Tebow has said that he wants to use his standing as an NFL player to make the world a better place. For starters, the tough but tenderhearted guy appeared with his mother in a pro-life Focus on the Family spot that aired during Super Bowl XLIV in February 2010. Tim is acutely aware that “To whom much is given, much is required.” Tebow keeps a poem on his bulletin board that reminds him of an athlete’s accountability to be a role model for the boys who want to be just like him. He enjoys greeting young fans at his games, he doesn’t drink, he doesn’t hang out in nightclubs, and he says that he is always careful about not “leading girls on.” He’s a down-to-earth steak-and-potatoes guy who would rather splurge on brownies and ice cream while spending a quiet evening at home with his siblings and close friends.
The Tim Tebow Foundation, established in January 2010, utilizes the public platform that God has blessed Tebow with, to inspire and make a difference in people’s lives throughout the world by helping to support global charities. The Tim Tebow Foundation is currently partnering with CURE to build a children’s hospital in the Philippines, which is expected to break ground in March 2012 and open in mid-2013. The Tim Tebow Foundation also partners with Dreams Come True on the “Wish15” program, which grants wishes for children with life-threatening illnesses. Like his faith, charity is a central part of Tebow’s character and not just an activity incidental to his football career.

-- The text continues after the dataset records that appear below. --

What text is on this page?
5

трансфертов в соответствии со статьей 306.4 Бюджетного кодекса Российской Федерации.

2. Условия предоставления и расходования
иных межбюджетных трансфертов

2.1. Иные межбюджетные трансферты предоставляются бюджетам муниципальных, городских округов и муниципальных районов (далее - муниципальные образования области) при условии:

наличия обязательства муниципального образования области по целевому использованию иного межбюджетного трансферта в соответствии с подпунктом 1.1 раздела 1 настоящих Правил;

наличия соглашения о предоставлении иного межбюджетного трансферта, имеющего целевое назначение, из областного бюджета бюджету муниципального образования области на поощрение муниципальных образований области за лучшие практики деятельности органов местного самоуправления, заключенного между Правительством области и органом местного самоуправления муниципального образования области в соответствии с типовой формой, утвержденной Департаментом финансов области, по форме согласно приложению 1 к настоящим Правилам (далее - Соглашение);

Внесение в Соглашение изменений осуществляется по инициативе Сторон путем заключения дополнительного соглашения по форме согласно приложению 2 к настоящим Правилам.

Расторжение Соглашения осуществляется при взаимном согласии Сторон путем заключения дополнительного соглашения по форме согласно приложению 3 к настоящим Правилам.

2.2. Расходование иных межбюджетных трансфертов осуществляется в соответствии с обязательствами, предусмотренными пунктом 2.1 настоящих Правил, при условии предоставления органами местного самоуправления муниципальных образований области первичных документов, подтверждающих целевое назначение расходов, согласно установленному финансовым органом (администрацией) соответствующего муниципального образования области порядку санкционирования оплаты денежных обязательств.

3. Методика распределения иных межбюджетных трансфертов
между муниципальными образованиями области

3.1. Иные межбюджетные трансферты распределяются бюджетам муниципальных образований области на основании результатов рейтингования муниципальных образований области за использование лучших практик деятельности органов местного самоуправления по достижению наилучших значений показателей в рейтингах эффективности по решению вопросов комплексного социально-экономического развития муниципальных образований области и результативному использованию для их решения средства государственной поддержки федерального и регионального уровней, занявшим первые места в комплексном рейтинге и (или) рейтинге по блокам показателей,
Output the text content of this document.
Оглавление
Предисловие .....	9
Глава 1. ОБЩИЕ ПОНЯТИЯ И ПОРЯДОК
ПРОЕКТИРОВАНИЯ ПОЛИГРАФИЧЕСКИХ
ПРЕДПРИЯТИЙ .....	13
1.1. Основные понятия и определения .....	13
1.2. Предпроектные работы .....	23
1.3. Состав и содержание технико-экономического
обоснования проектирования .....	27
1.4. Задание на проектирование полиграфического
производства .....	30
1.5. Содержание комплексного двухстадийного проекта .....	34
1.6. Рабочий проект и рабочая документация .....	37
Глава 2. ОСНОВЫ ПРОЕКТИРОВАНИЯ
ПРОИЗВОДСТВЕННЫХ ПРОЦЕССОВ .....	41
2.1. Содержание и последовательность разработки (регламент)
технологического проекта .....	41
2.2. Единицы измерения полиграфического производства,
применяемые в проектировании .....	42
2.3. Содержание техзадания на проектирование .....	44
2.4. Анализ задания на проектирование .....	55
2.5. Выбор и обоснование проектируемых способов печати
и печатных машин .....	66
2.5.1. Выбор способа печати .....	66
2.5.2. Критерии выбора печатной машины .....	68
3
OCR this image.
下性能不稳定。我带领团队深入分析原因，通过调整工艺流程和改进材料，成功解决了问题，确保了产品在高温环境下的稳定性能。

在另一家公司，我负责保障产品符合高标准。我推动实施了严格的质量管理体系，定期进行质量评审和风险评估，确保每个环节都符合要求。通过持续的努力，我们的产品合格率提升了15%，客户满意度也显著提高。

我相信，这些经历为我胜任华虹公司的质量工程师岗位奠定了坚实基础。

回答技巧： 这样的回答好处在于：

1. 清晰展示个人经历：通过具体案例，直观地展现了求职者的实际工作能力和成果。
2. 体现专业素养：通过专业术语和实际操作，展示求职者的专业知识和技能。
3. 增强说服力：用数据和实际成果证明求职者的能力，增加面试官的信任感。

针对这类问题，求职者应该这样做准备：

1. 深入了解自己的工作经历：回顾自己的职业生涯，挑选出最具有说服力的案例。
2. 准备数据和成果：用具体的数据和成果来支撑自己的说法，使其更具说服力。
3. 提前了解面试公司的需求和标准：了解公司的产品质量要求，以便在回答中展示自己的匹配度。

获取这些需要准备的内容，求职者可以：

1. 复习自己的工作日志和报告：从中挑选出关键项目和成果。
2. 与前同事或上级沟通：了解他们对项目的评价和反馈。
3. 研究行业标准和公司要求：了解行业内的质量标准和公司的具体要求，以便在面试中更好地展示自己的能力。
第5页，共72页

NFL coach Tony Dungy said, “His leadership and Christian values set an example not just for his teammates, but for all young people. Tim has already demonstrated that he is a young man of uncommon ability, determination and, most of all, character. This foundation is just further evidence of his belief that what he does off the field is just as important as what he does on it. I look forward to watching Tim and this foundation to continue to show us all how we each can have a tremendously positive impact on others.” By the way, Tebow himself pays the foundation staff and administrative costs so that all donations can go to outreach efforts. Similarly, when Broncos coach John Fox invited a not-yet-drafted Tim Tebow to dinner, Tebow did something that Fox said no other player had ever done – he paid for the bill.
Tim Tebow is a breath of fresh air. He is a humble and courageous athlete who is not afraid to show his faith, even as a public figure. After all, Christians are not supposed to hide their light under a bushel (Matt. 5:14-16) but are told to go out into the world and share the gospel. Some have ridiculed and insulted Tebow ever since he was a college quarterback, mostly because he’s a Christian and proud to admit it. His critics can scorn him but he remains unfazed – and in fact his popularity rises. Tebow’s autobiography, Through My Eyes, was the best-selling sports book of 2011. Tebow has endorsement deals with Nike, Jockey, and FRS energy drinks. Thanks to his fame and media attention as a world-class athlete, millions of people have heard the message of John 3:16. Timothy is a name that means “honoring God,” and Tim Tebow is doing exactly that.